Над Альгарвою держит власть Грандоний;
Фальзирон, Марсилиев брат,
Встал оружно с Малою Кастилиею;
Стяг Мадарасса
За собой вел Севилью и Малагу
От гадесских вод до кордовских плодов
По зеленому набережью Бетиса.
13 Стордилан, Тезир, Бариконд[257]
Чередой движут каждый свое племя:
Первому Гранада, второму Лиссабон,
Третьему покорна Майорка.
А из них над Лиссабоном Тезир
Был преемник отцу своему Ларбину.
Вслед — Галисия, над которой
Марикольду в смену встал Серпентин.
14 Кто из Толедо, кто из Калатравы,[258]
Оступился под Синагонову хоругвь, —
И со всеми, кого поит и моет
Гвадиана, —
Их ведет отважный Маталист.
А за ним Бланзадрин под астурийское
Вывел знамя Плаценцию, Саламанку,
И Авилу, и Замору, и Паленцию.
15 Сарагоса и двор царя Марсилия[259]
Повинуются Феррагусу —
Все могучи, все в крепких латах,
И меж них Балинверн,
Мальгарин, Мальзарис и Моргант,
В общей участи на общей чужбине:
Потерявших уделы,
Их собрал ко двору король Марсилий.
16 Там великий королевский бастард[260]
Фоликон Альмерийский,
Дориконт, Баварт, Ларгалиф, Аналард,
Архидант, вельможащий в Сагунте,
Удалой Лангиран и Ламирант,
Малагур, догадливый на хитрости, —
И еще, и еще, и о которых
Будет сказ, когда приспеет время.
17 Как прошли перед королем Аграмантом[261]

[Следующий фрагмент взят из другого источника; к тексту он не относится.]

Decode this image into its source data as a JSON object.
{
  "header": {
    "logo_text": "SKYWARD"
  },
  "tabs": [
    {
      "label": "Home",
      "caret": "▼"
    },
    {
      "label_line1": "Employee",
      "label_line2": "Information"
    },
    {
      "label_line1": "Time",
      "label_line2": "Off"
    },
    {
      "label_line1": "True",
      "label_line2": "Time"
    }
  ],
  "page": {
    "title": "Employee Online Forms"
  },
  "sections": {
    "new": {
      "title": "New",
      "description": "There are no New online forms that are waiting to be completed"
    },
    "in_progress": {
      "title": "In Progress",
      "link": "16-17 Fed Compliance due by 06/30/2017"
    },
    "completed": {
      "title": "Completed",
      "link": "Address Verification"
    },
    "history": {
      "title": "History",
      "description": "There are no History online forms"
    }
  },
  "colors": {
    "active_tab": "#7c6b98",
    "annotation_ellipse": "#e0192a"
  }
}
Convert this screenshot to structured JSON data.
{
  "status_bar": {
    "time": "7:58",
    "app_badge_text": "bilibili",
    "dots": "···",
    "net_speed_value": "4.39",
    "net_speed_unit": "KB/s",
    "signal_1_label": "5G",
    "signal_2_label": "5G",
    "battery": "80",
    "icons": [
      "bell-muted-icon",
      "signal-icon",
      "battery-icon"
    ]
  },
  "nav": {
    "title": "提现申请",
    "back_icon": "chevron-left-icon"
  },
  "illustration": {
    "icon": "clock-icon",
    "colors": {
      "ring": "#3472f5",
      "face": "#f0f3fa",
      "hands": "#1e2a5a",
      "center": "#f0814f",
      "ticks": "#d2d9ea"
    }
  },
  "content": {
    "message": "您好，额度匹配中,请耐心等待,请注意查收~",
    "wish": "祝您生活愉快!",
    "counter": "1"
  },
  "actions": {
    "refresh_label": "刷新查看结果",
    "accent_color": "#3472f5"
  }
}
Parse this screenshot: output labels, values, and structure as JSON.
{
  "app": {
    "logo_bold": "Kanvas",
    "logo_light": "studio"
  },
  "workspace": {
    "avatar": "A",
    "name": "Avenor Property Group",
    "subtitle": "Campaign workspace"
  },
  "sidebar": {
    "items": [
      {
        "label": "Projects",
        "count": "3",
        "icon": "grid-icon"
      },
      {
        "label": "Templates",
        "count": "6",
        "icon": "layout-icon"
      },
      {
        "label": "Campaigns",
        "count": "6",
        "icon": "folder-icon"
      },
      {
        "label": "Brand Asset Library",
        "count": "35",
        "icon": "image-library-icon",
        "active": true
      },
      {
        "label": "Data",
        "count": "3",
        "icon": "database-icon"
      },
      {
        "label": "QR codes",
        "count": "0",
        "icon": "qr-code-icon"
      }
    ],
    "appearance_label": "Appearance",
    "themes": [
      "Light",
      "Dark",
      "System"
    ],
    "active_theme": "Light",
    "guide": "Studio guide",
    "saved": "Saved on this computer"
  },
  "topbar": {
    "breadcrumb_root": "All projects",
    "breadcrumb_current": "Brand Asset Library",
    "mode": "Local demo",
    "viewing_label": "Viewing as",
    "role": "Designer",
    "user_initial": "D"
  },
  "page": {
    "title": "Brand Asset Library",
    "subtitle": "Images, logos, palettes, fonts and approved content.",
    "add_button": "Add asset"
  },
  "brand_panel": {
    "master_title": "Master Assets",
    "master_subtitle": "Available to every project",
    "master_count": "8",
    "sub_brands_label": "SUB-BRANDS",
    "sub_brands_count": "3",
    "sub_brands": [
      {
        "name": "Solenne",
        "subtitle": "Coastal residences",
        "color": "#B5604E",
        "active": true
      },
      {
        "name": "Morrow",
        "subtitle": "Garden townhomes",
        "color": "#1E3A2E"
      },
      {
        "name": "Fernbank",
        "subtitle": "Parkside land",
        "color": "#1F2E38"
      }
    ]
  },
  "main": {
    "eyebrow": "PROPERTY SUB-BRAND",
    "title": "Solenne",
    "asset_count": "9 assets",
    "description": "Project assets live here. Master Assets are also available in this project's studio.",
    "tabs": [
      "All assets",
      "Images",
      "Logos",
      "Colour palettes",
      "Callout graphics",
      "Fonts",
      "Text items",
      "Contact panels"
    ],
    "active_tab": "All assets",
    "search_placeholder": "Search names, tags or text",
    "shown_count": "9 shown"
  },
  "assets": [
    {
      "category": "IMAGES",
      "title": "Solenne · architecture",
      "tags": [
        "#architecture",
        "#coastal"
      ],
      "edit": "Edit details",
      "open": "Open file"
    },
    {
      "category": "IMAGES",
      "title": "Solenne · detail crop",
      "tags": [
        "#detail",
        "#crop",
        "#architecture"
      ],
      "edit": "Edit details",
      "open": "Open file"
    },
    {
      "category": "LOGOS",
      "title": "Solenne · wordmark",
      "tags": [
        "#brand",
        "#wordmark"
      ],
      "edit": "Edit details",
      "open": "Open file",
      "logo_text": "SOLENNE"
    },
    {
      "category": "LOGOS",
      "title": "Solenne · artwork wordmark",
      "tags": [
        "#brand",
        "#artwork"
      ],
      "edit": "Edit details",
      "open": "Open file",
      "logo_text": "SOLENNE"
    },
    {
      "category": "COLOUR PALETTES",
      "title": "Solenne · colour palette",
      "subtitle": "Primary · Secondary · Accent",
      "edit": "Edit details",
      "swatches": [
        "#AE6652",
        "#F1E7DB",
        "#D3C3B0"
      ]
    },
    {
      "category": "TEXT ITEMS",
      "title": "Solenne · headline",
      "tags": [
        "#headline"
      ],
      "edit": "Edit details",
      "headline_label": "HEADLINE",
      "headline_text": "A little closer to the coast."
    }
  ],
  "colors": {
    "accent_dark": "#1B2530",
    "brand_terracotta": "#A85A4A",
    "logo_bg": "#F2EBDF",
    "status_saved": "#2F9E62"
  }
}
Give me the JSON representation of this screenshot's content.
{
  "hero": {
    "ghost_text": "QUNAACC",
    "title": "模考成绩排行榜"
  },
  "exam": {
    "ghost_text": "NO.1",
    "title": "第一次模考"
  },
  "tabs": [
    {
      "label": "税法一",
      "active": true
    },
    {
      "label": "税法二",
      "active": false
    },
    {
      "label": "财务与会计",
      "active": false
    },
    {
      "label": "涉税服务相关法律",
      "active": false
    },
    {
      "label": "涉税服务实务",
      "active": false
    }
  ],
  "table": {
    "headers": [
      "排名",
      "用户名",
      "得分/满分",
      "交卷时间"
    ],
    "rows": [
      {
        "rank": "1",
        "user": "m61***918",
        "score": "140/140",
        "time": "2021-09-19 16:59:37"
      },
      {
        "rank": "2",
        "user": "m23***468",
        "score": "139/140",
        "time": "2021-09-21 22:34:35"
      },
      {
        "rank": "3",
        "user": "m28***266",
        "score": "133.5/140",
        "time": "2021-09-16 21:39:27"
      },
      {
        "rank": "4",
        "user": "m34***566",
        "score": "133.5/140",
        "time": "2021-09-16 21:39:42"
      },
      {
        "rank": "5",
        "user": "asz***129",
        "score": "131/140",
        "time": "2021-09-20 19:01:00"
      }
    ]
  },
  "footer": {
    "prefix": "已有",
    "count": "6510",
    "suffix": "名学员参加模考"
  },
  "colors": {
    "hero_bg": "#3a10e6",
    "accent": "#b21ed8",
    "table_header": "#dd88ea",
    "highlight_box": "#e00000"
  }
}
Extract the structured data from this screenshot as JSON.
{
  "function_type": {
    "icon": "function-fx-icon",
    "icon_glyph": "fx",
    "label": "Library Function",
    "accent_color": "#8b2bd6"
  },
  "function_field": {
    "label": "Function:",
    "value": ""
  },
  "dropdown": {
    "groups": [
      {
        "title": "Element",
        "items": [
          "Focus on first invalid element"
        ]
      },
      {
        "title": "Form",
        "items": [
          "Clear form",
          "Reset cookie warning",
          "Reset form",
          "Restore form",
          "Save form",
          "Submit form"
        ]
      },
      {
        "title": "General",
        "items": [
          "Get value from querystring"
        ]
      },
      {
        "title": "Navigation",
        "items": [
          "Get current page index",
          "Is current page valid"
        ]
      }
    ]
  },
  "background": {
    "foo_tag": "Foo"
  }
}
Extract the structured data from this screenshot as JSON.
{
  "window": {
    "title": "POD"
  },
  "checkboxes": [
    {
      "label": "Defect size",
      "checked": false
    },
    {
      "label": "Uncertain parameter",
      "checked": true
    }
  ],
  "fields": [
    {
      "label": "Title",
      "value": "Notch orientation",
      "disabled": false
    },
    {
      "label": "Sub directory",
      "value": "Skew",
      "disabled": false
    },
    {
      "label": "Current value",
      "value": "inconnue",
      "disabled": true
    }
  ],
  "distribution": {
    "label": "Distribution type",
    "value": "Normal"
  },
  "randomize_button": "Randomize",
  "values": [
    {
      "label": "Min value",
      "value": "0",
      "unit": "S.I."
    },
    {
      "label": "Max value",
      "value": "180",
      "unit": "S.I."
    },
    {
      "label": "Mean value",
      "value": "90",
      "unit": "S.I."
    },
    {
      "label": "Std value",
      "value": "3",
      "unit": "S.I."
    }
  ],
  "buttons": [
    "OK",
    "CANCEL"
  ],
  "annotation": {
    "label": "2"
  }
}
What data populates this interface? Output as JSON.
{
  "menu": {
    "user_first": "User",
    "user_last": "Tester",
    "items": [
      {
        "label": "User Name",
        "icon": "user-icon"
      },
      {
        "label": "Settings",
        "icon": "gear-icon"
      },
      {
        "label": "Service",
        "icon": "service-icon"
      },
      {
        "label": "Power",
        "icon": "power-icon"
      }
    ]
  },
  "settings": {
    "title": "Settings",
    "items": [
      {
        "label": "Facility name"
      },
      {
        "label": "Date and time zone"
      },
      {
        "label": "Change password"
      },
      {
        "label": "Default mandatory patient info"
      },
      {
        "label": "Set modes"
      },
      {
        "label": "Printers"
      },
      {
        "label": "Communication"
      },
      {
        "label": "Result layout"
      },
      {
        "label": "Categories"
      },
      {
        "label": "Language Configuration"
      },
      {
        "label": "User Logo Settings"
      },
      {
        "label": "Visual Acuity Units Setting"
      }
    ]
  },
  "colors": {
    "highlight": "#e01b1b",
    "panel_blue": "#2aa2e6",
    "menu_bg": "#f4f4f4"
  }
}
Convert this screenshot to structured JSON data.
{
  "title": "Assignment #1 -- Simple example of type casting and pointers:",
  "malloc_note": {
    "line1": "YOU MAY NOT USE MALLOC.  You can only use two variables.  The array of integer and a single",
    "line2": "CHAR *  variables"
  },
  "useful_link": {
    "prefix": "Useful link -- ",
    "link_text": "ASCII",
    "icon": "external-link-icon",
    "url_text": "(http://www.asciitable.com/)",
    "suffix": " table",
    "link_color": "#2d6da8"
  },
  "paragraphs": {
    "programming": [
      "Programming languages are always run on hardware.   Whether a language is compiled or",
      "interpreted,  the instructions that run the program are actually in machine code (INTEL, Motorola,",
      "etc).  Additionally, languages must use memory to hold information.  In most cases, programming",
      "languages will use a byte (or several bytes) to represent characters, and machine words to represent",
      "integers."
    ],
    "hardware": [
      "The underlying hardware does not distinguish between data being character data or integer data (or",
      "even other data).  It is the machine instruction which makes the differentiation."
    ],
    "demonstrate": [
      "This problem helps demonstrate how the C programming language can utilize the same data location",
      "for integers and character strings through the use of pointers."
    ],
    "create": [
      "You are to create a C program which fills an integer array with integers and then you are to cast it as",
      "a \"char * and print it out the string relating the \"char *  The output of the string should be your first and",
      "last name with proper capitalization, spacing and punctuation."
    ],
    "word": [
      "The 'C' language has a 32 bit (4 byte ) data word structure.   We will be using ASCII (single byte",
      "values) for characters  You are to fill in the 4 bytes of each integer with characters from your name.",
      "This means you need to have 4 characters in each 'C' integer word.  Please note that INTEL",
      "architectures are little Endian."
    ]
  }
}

В блеске смотра испанские полки, —
Является в поле со своими
Царь Орана, видом исполин;
И вторая рать, скорбная о Мартасине,
Мертвом от Брадамантиных рук, —
Горько воинству,
Что король гарамантов пал от женщины;
18 И третья рать — из Мармонды,[262]
Потеряв в Гаскони своего Аргоста;
Надобен над ней новый вождь,
Как и над второю и над четвертою.
Мало у Аграманта воевод,
Но недолго он думает:
Избирает и шлет полкам
Буральда, Ормида и третьего — Аргания
19 Во главе либиканских дружин,[263]
Льющих слезы о черном Дудринассе.
Тингитанцев ведет Брунель,
Хмурый ликом, понурый взором,
Ибо с самой той поры,
Как в лесу пред скальным замком Атланта
Вырвала Брадаманта у него кольцо, —
Пала на него царская опала,
20 И не заступись
Феррагусов брат Изольер,
Сам нашедший его в путах под деревом, —
Быть бы ему повешену.
Многими молимый, смягчился Аграмант
Над уже захлестнутым удавкою,
Отпустил, но с клятвой:
По первой вине — не уйти ему от петли;
21 С тем и шел Брунель,[264]
Сумрачен и поникнув,
А за ним — Фарурант, а с Фарурантом —
Мавританские конные и пешие,
А за тем — Либаний, новый царь,
Ставший над людной Константиною,
Когда отдал ему владыка
Скипетр и венец Пинадора.
22 С гесперийцами — Соридан,[265]
Дорилон за собою вел Сеуту,
Пулиан — насамонов,
С аммонийцами поспешил Агрикальт,
При феццанцах — Малабуферс,
Финадурр — перед строем ратных
Из Канарии и Марокко,
А Баластр — от царя Тардокко.
23 Полк из Мулги, полк из Арзиллы,[266]
При одном — его прежний вождь,
При другом — уже нет, и государь
Назначает им верного Коринея;
А над альмансильцами,
Где царил Танфирион, стал Каик,
А Гетулию принял Римедонт,
А народ из Коски — Балифронт;
24 Вот племя Волги — [267]
Его царь — Кларинд, а был Мирибальд;
Вот Баливерс, который
Хочет слыть самым буйным во всей орде;
И не знаю, есть ли
Под чьим знаменем в целом стане
Лучше рать, чем у короля Собрина,
Самого умного сарацина.
25 Над приморцами, которых Гвалькотт[268]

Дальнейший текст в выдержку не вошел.